USCDataScience / sparkler

Spark-Crawler: Apache Nutch-like crawler that runs on Apache Spark.
http://irds.usc.edu/sparkler/
Apache License 2.0
412 stars 143 forks source link

URL Injector/Config override and bug fixes #207

Closed buggtb closed 3 years ago

buggtb commented 3 years ago

This incoming PR will address the following requirements we had with Sparkler:

Inject Plugins Plugins on the inject side to allow users to massage URLs being fed into Sparkler. For example, we wanted to be able to submit 1 url but with a bunch of parameters and have Sparkler inject 1 url per parameter into Solr for crawling.

PUT/POST Requests Sparkler will also be able to deal with PUT/POST and GET requests, if a user prepends a URL with POST|http://us.cnn.com for example, sparkler will POST the request, this can make life easier for doing searches etc on various sites that expect a POST.

Config Overload You can now overload the config on the command line by passing in a json string with any additional or replacement keys. This allows you to deploy a sensible default config but then do per site overrides or similar in a server environment without having to rewrite config file each time for plugin changes etc.

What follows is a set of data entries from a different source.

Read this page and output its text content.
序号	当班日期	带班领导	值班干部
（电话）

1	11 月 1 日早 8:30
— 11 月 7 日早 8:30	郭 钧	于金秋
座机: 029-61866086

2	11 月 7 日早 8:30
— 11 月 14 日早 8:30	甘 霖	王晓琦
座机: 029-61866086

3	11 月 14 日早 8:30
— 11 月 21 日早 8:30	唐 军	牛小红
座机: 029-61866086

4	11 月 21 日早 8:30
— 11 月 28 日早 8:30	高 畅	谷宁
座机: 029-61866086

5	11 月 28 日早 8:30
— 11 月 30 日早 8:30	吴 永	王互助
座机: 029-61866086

Additional fields There is also a new metadata field that plugins can make use of. In our case, having our injector plugin deal with a selenium script and pass it to our fetcher plugin. But rather than make it specifically for selenium we thought a metadata blob would be better so other processes could make use of it, for example in our next feature.

URL Injector The URL injector plugin now allows 4 modes:

1 Replace:

Pass in a single url and replace ${token} with an item from a list. For example:

URL: http://${token}.bbc.co.uk Token list: "sport", "news"

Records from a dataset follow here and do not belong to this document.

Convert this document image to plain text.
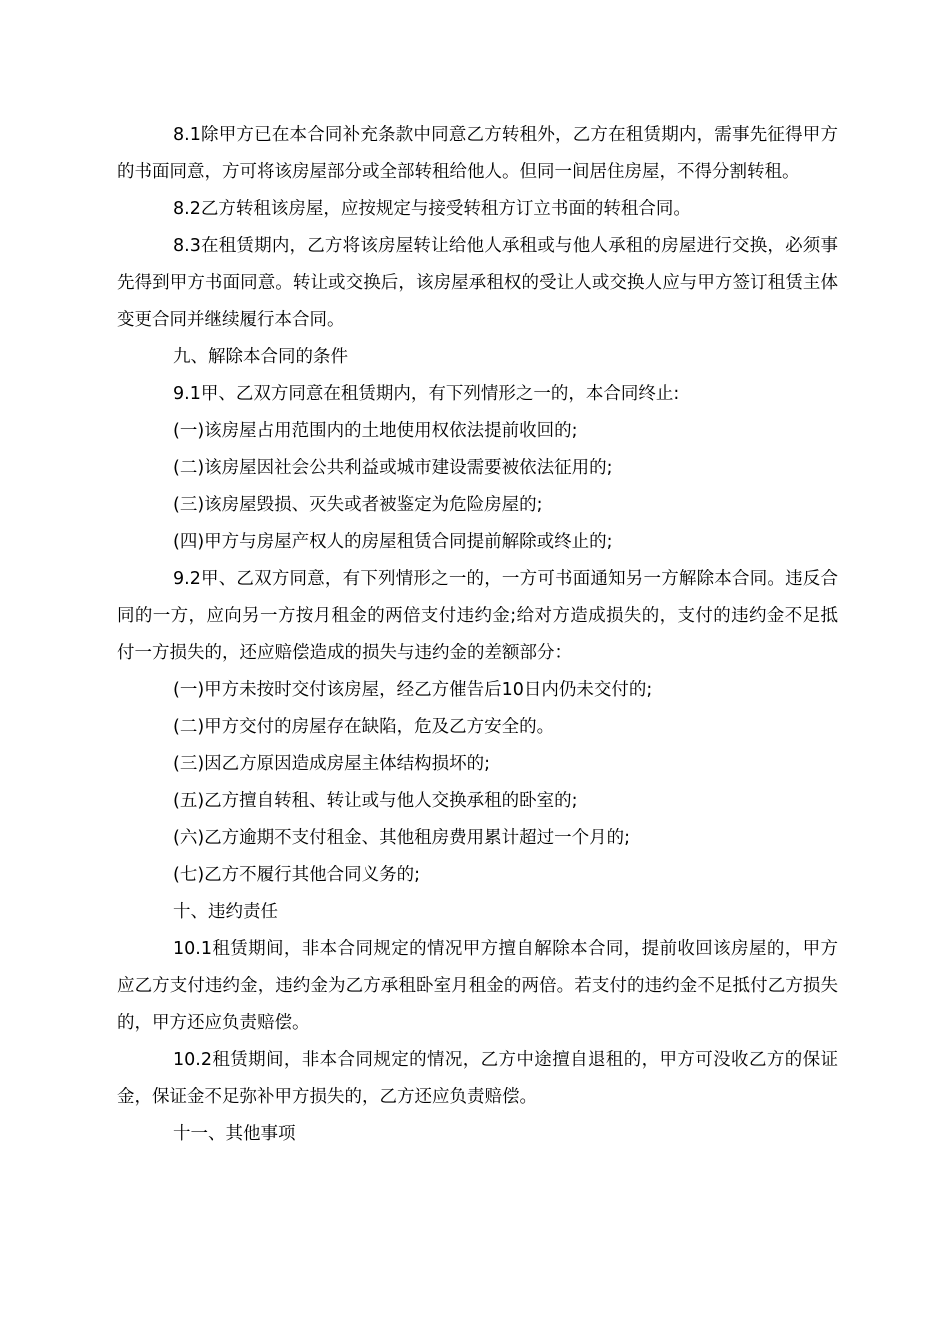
8.1除甲方已在本合同补充条款中同意乙方转租外，乙方在租赁期内，需事先征得甲方的书面同意，方可将该房屋部分或全部转租给他人。但同一间居住房屋，不得分割转租。

8.2乙方转租该房屋，应按规定与接受转租方订立书面的转租合同。

8.3在租赁期内，乙方将该房屋转让给他人承租或与他人承租的房屋进行交换，必须事先得到甲方书面同意。转让或交换后，该房屋承租权的受让人或交换人应与甲方签订租赁主体变更合同并继续履行本合同。

九、解除本合同的条件

9.1甲、乙双方同意在租赁期内，有下列情形之一的，本合同终止:

(一)该房屋占用范围内的土地使用权依法提前收回的;

(二)该房屋因社会公共利益或城市建设需要被依法征用的;

(三)该房屋毁损、灭失或者被鉴定为危险房屋的;

(四)甲方与房屋产权人的房屋租赁合同提前解除或终止的;

9.2甲、乙双方同意，有下列情形之一的，一方可书面通知另一方解除本合同。违反合同的一方，应向另一方按月租金的两倍支付违约金;给对方造成损失的，支付的违约金不足抵付一方损失的，还应赔偿造成的损失与违约金的差额部分：

(一)甲方未按时交付该房屋，经乙方催告后10日内仍未交付的;

(二)甲方交付的房屋存在缺陷，危及乙方安全的。

(三)因乙方原因造成房屋主体结构损坏的;

(五)乙方擅自转租、转让或与他人交换承租的卧室的;

(六)乙方逾期不支付租金、其他租房费用累计超过一个月的;

(七)乙方不履行其他合同义务的;

十、违约责任

10.1租赁期间，非本合同规定的情况甲方擅自解除本合同，提前收回该房屋的，甲方应乙方支付违约金，违约金为乙方承租卧室月租金的两倍。若支付的违约金不足抵付乙方损失的，甲方还应负责赔偿。

10.2租赁期间，非本合同规定的情况，乙方中途擅自退租的，甲方可没收乙方的保证金，保证金不足弥补甲方损失的，乙方还应负责赔偿。

十一、其他事项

The plugin will return 2 urls, https://news.bbc.co.uk and https://sport.bbc.co.uk for crawling.

2 Selenium:

Pass in a single url and a tokenised selenium script and have it replace the ${token} in the selenium script with the token list you pass in. Useful for selenium driven search interfaces in the fetcher-chrome plugin and others.

3 JSON:

Pass a single url and a tokenised json string and have it replace the ${token} in the string with a value and pass via the metadata field to the fetcher so that it can POST json to a URL.

4 FORM:

Submit a form field with all the bits and pieces filled in.

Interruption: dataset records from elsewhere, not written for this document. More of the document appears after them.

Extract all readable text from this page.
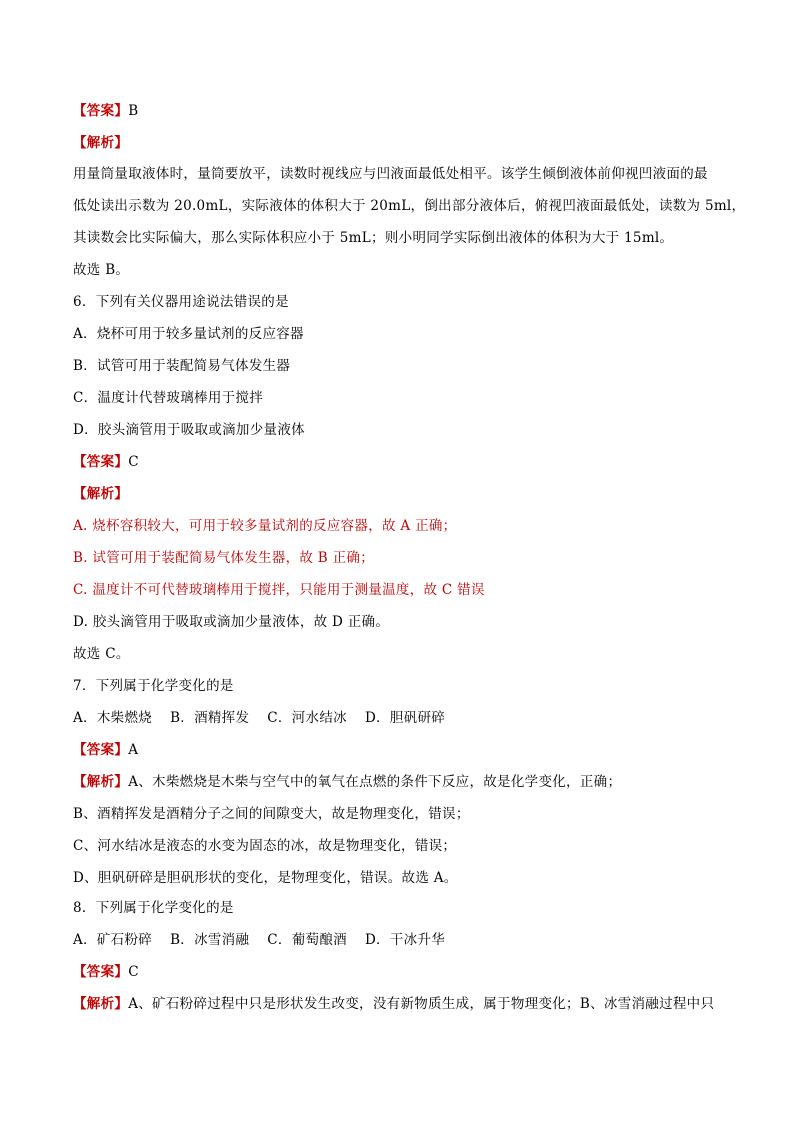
【答案】B
【解析】
用量筒量取液体时，量筒要放平，读数时视线应与凹液面最低处相平。该学生倾倒液体前仰视凹液面的最
低处读出示数为 20.0mL，实际液体的体积大于 20mL，倒出部分液体后，俯视凹液面最低处，读数为 5ml，
其读数会比实际偏大，那么实际体积应小于 5mL；则小明同学实际倒出液体的体积为大于 15ml。
故选 B。
6．下列有关仪器用途说法错误的是
A．烧杯可用于较多量试剂的反应容器
B．试管可用于装配简易气体发生器
C．温度计代替玻璃棒用于搅拌
D．胶头滴管用于吸取或滴加少量液体
【答案】C
【解析】
A. 烧杯容积较大，可用于较多量试剂的反应容器，故 A 正确；
B. 试管可用于装配简易气体发生器，故 B 正确；
C. 温度计不可代替玻璃棒用于搅拌，只能用于测量温度，故 C 错误
D. 胶头滴管用于吸取或滴加少量液体，故 D 正确。
故选 C。
7．下列属于化学变化的是
A．木柴燃烧 B．酒精挥发 C．河水结冰 D．胆矾研碎
【答案】A
【解析】A、木柴燃烧是木柴与空气中的氧气在点燃的条件下反应，故是化学变化，正确；
B、酒精挥发是酒精分子之间的间隙变大，故是物理变化，错误；
C、河水结冰是液态的水变为固态的冰，故是物理变化，错误；
D、胆矾研碎是胆矾形状的变化，是物理变化，错误。故选 A。
8．下列属于化学变化的是
A．矿石粉碎 B．冰雪消融 C．葡萄酿酒 D．干冰升华
【答案】C
【解析】A、矿石粉碎过程中只是形状发生改变，没有新物质生成，属于物理变化；B、冰雪消融过程中只
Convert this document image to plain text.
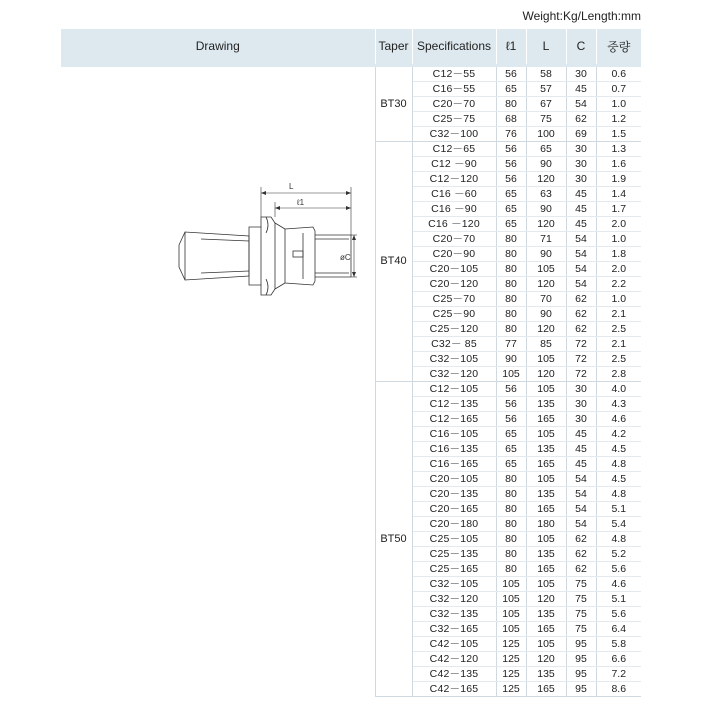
Weight:Kg/Length:mm
Drawing	Taper	Specifications	ℓ1	L	C	중량

L
ℓ1
øC	BT30	C12－55	56	58	30	0.6
		C16－55	65	57	45	0.7
		C20－70	80	67	54	1.0
		C25－75	68	75	62	1.2
		C32－100	76	100	69	1.5
	BT40	C12－65	56	65	30	1.3
		C12 －90	56	90	30	1.6
		C12－120	56	120	30	1.9
		C16 －60	65	63	45	1.4
		C16 －90	65	90	45	1.7
		C16 －120	65	120	45	2.0
		C20－70	80	71	54	1.0
		C20－90	80	90	54	1.8
		C20－105	80	105	54	2.0
		C20－120	80	120	54	2.2
		C25－70	80	70	62	1.0
		C25－90	80	90	62	2.1
		C25－120	80	120	62	2.5
		C32－ 85	77	85	72	2.1
		C32－105	90	105	72	2.5
		C32－120	105	120	72	2.8
	BT50	C12－105	56	105	30	4.0
		C12－135	56	135	30	4.3
		C12－165	56	165	30	4.6
		C16－105	65	105	45	4.2
		C16－135	65	135	45	4.5
		C16－165	65	165	45	4.8
		C20－105	80	105	54	4.5
		C20－135	80	135	54	4.8
		C20－165	80	165	54	5.1
		C20－180	80	180	54	5.4
		C25－105	80	105	62	4.8
		C25－135	80	135	62	5.2
		C25－165	80	165	62	5.6
		C32－105	105	105	75	4.6
		C32－120	105	120	75	5.1
		C32－135	105	135	75	5.6
		C32－165	105	165	75	6.4
		C42－105	125	105	95	5.8
		C42－120	125	120	95	6.6
		C42－135	125	135	95	7.2
		C42－165	125	165	95	8.6
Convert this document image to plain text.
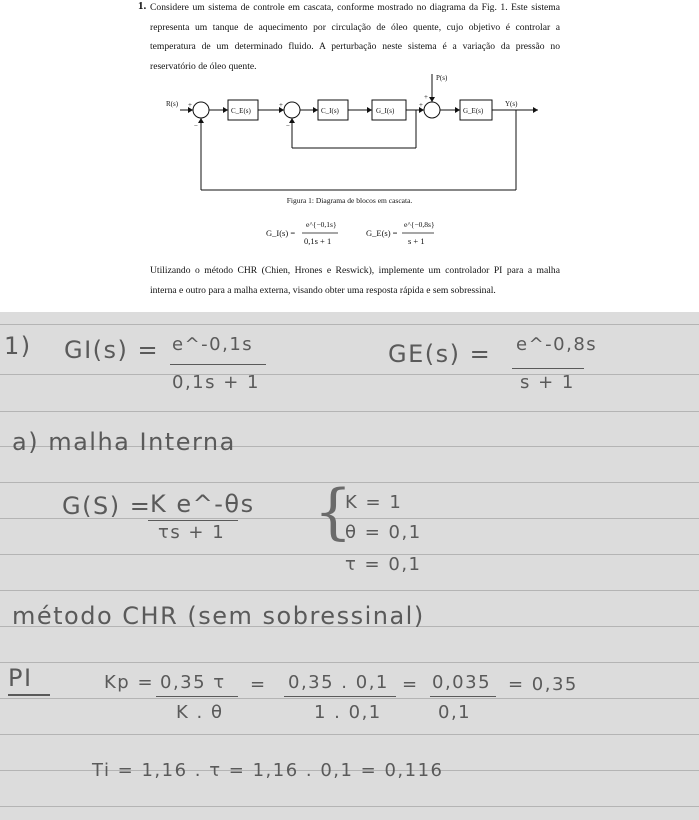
1. Considere um sistema de controle em cascata, conforme mostrado no diagrama da Fig. 1. Este sistema representa um tanque de aquecimento por circulação de óleo quente, cujo objetivo é controlar a temperatura de um determinado fluido. A perturbação neste sistema é a variação da pressão no reservatório de óleo quente.
C_E(s)	C_I(s)	G_I(s)	G_E(s)
R(s)	Y(s)
P(s)
+
−
+
−
+
+
Figura 1: Diagrama de blocos em cascata.
G_I(s) =
e^{−0,1s}
0,1s + 1
G_E(s) =
e^{−0,8s}
s + 1
Utilizando o método CHR (Chien, Hrones e Reswick), implemente um controlador PI para a malha interna e outro para a malha externa, visando obter uma resposta rápida e sem sobressinal.
1) GI(s) = e^-0,1s
0,1s + 1
GE(s) = e^-0,8s
s + 1
a) malha Interna
G(S) =
K e^-θs
τs + 1 {
K = 1
θ = 0,1
τ = 0,1
método CHR (sem sobressinal)
PI	Kp = 0,35 τ
K . θ
= 0,35 . 0,1
1 . 0,1
= 0,035
0,1
= 0,35
Ti = 1,16 . τ = 1,16 . 0,1 = 0,116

Chrome Fetcher Fixes I've made changes to the chrome driver fetcher which now uses an transparent proxy to allow a more effective interface. Before, because of the way selenium works we couldn't fetch the response code, so we'd do anther plain HTTP request on the java side to get that. Now I've plugged in a proxy and we can sniff the response which saves grabbing the page twice and is more efficient.

Fetcher Default Fixes When testing a site I found my headers weren't getting applied, it appears Fetcher Default is some weird half plugin half not plugin and the init() setup isn't called. I'll fix this.